At the same time, other SBER scientists are sequencing and analyzing the DNA found in the samples. They are using metagenomics to sequence the genomes of several different species living in the same environment, and to answer crucial questions like: What’s there? Why? How? “Our analyses will tell us exactly how diverse the microbial community is in our samples and let us identify the genomes of some of those microorganisms, regardless of what community they’re in,” says Paraskevi Pramateftaki, a technical expert.
“Enzymes are great because they let us read the bacteria’s minds” – Tyler Kohler, postdoc at SBER © Jamani Caillet/EPFL
Samples, tell us everything
The wealth of data generated in this project will provide important insight into the strategies microbes have adopted to survive under such extreme conditions. This study marks the first time that biogeochemical information about glacier-fed streams is being combined with data on the structure and function of the microorganisms living in those streams.
What have the scientists discovered so far? First, that there is a vast and varied amount of microbial life in the streams. “Just one teaspoon of sediment can contain up to a million bacteria cells and hundreds of microbial species,” says Battin.
Second, that pretty much the same groups and species of microorganisms can be found regardless of where the samples are taken. This indicates that the microorganisms have adapted perfectly to their environments.
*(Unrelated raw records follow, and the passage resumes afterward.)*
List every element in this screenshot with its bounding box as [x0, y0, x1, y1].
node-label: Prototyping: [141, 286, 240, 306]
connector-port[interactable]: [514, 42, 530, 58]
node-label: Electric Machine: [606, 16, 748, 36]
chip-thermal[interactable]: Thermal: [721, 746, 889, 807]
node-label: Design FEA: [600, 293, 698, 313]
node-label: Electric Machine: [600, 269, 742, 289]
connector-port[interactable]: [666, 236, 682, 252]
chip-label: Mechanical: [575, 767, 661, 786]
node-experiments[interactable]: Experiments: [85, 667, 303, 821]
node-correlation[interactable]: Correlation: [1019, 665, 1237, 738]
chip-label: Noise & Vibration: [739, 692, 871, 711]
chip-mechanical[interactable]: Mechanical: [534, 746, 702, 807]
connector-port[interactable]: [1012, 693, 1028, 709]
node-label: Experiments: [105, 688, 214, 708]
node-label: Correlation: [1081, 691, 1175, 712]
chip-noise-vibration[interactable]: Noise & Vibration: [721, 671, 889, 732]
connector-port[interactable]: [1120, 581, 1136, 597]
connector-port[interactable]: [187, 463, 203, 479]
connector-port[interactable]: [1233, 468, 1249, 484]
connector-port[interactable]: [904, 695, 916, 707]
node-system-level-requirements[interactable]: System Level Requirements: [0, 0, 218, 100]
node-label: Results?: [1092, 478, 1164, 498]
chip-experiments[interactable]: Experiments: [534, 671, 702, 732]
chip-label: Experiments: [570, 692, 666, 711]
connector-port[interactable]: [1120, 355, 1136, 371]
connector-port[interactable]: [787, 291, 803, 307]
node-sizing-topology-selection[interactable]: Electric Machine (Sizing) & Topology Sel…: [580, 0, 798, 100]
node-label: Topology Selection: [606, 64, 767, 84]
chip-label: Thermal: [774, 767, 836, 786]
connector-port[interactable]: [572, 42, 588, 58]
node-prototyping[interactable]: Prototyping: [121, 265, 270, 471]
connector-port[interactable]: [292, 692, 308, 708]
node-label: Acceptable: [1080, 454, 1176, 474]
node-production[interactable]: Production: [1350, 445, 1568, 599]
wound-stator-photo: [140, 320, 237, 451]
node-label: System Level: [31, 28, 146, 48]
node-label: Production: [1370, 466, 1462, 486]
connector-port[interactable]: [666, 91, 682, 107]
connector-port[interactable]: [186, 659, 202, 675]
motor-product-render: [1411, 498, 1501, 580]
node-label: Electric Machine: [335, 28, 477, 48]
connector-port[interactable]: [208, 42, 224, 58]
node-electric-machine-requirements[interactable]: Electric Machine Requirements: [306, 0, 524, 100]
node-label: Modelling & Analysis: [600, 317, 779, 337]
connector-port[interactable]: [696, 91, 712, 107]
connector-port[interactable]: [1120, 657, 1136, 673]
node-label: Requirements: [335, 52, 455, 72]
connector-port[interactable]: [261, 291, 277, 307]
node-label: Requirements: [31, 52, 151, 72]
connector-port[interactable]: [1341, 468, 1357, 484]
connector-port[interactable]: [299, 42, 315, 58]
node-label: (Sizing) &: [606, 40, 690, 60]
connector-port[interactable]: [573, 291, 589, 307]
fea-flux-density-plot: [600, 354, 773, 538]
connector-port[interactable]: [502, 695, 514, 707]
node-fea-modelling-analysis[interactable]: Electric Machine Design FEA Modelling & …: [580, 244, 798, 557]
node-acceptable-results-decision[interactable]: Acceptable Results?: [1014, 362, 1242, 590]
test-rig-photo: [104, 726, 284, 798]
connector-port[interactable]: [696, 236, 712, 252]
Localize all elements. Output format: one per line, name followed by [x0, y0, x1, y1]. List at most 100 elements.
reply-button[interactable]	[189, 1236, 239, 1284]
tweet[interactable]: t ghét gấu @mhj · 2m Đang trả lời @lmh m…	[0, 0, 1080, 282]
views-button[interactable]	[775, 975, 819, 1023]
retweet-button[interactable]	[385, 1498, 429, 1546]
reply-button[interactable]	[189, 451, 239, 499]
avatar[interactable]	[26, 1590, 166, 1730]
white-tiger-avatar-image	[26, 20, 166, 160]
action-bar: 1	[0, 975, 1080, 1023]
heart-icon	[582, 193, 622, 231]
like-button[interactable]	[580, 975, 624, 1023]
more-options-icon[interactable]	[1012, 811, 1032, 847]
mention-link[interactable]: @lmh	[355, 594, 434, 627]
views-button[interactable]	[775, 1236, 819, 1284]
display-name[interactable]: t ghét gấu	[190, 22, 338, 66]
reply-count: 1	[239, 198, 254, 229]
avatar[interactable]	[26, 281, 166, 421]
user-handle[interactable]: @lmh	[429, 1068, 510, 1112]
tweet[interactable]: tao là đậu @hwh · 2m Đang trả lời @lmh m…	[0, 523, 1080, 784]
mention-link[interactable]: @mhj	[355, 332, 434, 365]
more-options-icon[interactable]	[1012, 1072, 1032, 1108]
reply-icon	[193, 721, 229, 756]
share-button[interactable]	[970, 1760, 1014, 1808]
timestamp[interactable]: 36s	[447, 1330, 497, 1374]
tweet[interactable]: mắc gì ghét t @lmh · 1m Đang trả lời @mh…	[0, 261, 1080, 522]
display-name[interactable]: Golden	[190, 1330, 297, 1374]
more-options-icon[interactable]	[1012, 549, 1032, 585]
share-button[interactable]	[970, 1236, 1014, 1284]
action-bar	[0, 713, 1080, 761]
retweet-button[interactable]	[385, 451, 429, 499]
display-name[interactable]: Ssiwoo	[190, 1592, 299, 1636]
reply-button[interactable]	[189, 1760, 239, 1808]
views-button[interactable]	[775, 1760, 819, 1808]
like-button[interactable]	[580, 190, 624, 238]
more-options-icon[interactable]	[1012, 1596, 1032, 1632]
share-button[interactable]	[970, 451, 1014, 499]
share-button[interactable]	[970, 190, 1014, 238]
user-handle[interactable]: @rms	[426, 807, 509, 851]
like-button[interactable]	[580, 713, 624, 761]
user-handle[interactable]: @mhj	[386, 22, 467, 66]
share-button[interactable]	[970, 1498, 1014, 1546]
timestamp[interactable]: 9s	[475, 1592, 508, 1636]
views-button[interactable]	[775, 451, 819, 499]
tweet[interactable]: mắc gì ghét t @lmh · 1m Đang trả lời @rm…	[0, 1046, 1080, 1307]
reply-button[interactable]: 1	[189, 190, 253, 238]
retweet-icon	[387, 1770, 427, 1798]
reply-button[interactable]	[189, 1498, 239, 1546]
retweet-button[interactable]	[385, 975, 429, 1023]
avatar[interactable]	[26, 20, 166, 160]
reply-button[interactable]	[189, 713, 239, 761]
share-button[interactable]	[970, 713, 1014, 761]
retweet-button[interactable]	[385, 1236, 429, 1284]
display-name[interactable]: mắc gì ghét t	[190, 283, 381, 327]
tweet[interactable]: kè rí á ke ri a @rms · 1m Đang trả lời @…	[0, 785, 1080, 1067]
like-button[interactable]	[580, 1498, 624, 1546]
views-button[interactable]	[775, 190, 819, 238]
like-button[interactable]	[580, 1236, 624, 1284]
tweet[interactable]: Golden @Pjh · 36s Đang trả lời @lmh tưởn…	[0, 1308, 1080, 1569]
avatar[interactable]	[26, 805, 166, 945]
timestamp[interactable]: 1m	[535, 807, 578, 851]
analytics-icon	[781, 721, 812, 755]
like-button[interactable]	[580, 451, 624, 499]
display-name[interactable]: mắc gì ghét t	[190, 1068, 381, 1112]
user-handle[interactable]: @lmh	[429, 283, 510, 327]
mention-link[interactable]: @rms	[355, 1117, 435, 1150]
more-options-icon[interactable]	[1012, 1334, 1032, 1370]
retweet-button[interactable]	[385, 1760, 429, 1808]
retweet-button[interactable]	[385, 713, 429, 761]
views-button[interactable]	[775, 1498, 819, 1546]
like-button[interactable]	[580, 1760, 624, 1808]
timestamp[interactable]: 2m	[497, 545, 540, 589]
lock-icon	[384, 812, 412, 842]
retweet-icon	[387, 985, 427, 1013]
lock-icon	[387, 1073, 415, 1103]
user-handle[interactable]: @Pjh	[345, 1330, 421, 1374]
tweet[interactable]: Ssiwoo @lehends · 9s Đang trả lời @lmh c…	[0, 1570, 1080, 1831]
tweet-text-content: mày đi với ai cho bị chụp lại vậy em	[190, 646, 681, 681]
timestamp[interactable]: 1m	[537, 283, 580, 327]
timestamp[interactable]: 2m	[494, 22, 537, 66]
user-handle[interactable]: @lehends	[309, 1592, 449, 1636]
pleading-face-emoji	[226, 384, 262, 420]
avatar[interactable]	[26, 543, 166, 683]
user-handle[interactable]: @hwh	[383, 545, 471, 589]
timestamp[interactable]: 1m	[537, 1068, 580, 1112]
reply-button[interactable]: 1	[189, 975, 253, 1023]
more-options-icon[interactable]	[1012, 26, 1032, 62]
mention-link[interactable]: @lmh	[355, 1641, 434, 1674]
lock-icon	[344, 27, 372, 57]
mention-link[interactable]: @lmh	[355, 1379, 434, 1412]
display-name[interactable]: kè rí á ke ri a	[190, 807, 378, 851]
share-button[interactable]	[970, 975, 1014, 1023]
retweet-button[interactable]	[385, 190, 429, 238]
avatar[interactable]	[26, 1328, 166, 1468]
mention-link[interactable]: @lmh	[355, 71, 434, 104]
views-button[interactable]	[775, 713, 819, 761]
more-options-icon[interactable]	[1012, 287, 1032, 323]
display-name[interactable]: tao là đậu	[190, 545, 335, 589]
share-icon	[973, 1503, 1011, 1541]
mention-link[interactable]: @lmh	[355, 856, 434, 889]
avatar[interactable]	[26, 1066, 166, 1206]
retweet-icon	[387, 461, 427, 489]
And last but not least, that because the microorganisms have very little capacity to evolve under such extreme conditions, they have undergone microevolution. Battin explains: “Microevolution has created a highly specific kind of microdiversity that is found only in these bacteria populations. And since the glacier environment is changing, the risk is that the microevolution process – and microdiversity – will disappear, taking with it some of the planet’s biodiversity on a larger scale.”
Vincent De Staercke and Matteo Tolosano analyze some samples they brought back from their expeditions. © Jamani Caillet/EPFL
Understanding the invisible
The Vanishing Glaciers project has, like the rest of the planet, been affected by the pandemic, but the scientists still hope to carry out their planned expeditions to Nepal, Central Asia, the Andes and Alaska. In the meantime, they are still crunching the data from samples already collected. “Our goal is to be able to unlock the secrets of microbial life in glacier-fed streams within the next few years, and to predict how the streams and their microbiomes will change as the world’s glaciers vanish,” says Battin. “In other words, we want to better understand the invisible.”